The Safe Haven Effect of the Dollar
Engel elaborates on why the U.S. dollar retains its status as a safe haven currency, even amidst an environment of ongoing external debt and trade deficits. He argues that demand for the dollar, particularly during periods of financial stress, creates a self-fulfilling cycle whereby its value increases simply because it is perceived as a stable asset. This phenomenon is linked to the dollar’s liquidity advantages in the global financial system, where institutional preferences for dollar-denominated assets amplify during crises. Engel theorizes that the perception of the Federal Reserve as a responsible monetary authority helps maintain the dollar's appeal, emphasizing its critical role in global finance.
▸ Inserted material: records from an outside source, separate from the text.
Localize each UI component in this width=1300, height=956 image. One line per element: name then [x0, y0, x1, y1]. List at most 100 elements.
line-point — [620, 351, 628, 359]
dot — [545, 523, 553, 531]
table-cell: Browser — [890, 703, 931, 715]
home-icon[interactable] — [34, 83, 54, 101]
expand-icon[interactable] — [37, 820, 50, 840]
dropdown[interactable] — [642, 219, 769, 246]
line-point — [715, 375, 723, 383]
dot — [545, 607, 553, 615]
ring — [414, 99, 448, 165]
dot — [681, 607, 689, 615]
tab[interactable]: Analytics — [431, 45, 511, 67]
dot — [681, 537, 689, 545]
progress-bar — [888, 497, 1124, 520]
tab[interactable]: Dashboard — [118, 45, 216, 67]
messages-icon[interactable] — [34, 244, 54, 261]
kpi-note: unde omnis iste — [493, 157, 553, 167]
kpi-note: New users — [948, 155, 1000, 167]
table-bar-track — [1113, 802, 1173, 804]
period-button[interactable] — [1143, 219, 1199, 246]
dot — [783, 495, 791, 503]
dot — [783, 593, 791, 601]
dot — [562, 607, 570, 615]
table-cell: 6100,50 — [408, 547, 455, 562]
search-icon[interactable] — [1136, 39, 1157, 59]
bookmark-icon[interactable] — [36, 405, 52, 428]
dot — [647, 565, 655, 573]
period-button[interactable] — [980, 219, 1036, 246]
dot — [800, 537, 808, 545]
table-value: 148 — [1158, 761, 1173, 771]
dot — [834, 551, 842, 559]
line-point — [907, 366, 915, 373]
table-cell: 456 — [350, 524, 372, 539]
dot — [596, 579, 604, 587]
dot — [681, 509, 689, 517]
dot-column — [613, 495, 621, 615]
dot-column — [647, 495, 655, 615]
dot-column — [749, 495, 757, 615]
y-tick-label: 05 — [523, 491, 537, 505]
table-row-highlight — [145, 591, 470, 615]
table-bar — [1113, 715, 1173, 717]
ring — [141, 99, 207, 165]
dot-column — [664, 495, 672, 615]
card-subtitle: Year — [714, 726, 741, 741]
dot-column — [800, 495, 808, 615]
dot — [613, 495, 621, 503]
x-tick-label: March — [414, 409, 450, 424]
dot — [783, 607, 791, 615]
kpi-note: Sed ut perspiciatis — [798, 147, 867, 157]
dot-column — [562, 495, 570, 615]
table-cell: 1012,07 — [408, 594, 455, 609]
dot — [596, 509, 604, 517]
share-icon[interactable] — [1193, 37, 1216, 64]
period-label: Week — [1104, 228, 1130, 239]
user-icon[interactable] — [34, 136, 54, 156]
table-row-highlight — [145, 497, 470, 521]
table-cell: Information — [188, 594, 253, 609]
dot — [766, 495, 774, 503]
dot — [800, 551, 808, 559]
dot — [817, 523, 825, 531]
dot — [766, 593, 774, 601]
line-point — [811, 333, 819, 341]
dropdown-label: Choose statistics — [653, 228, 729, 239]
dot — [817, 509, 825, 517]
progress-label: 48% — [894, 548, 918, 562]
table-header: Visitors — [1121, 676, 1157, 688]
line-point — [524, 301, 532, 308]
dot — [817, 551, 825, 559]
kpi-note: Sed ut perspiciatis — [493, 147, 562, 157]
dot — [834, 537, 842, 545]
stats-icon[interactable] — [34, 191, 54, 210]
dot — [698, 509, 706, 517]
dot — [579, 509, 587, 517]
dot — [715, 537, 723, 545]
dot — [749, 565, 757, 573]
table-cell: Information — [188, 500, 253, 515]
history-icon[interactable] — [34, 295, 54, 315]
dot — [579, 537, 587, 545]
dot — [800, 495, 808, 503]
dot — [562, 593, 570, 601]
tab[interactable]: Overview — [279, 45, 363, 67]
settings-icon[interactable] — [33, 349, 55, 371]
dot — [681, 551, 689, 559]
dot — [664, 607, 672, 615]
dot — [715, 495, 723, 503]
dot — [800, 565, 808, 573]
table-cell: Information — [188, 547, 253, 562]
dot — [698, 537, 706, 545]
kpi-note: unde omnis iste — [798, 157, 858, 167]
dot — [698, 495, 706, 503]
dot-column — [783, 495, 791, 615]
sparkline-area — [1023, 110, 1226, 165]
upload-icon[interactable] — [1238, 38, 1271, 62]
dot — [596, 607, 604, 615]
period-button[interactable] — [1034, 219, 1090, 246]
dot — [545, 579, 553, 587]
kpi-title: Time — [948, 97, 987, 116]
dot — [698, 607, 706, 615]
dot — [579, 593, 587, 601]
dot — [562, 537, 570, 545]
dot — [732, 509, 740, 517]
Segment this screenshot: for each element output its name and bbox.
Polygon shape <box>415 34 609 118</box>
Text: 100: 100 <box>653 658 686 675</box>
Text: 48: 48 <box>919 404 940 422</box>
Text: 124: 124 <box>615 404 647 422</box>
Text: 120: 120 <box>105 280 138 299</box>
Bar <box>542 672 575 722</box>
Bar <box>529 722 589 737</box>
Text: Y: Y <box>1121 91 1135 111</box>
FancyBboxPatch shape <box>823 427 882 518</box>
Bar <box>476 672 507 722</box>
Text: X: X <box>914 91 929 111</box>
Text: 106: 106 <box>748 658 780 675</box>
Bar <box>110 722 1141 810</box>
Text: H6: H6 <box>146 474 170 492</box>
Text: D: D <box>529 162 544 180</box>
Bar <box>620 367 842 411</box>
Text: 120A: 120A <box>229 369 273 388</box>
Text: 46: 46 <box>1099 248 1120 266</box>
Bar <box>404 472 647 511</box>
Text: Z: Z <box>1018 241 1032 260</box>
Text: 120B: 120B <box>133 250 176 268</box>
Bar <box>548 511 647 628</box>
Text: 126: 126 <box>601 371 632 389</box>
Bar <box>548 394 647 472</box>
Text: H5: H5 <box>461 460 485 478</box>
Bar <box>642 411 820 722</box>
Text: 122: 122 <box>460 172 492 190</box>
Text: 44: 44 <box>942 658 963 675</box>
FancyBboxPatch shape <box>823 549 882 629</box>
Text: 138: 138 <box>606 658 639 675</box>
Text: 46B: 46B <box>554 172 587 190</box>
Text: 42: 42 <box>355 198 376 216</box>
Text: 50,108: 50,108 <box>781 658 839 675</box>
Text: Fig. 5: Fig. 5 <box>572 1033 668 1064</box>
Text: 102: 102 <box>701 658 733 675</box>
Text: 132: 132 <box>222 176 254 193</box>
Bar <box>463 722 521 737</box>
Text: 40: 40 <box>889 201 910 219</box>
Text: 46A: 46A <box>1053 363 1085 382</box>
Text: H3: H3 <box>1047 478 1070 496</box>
Influence of Central Bank Policies
The dialogue shifts to the significant impact of central banks and their monetary policies on exchange rates, with Engel noting that improved credibility in central bank operations has enabled traditional economic variables to regain relevance in forecasting. Engel argues that credible monetary policies create a stable environment where expectations around inflation and interest rates can effectively influence currency valuations. He highlights that the dynamics of quantitative easing and tightening have substantial effects on capital flows and that these actions can alter investor behavior towards emerging markets. Engel’s work suggests that understanding the interplay of monetary policy, liquidity, and investor psychology is essential for accurate forecasting in today's economic landscape.
Charles Engel is Donald Hester Professor of Economics at the University of Wisconsin. He is also a Research Associate at the National Bureau of Economic Research and a Research Fellow at the Centre for Economic Policy Research. He has been a consultant to the Dallas and Chicago branches of the U.S. Federal Reserve, the European Central Bank, and the Bank of England. In this podcast we discuss the standard model to explain FX movements, how to forecast FX, and the importance of safe-haven and liquidity demand for the dollar.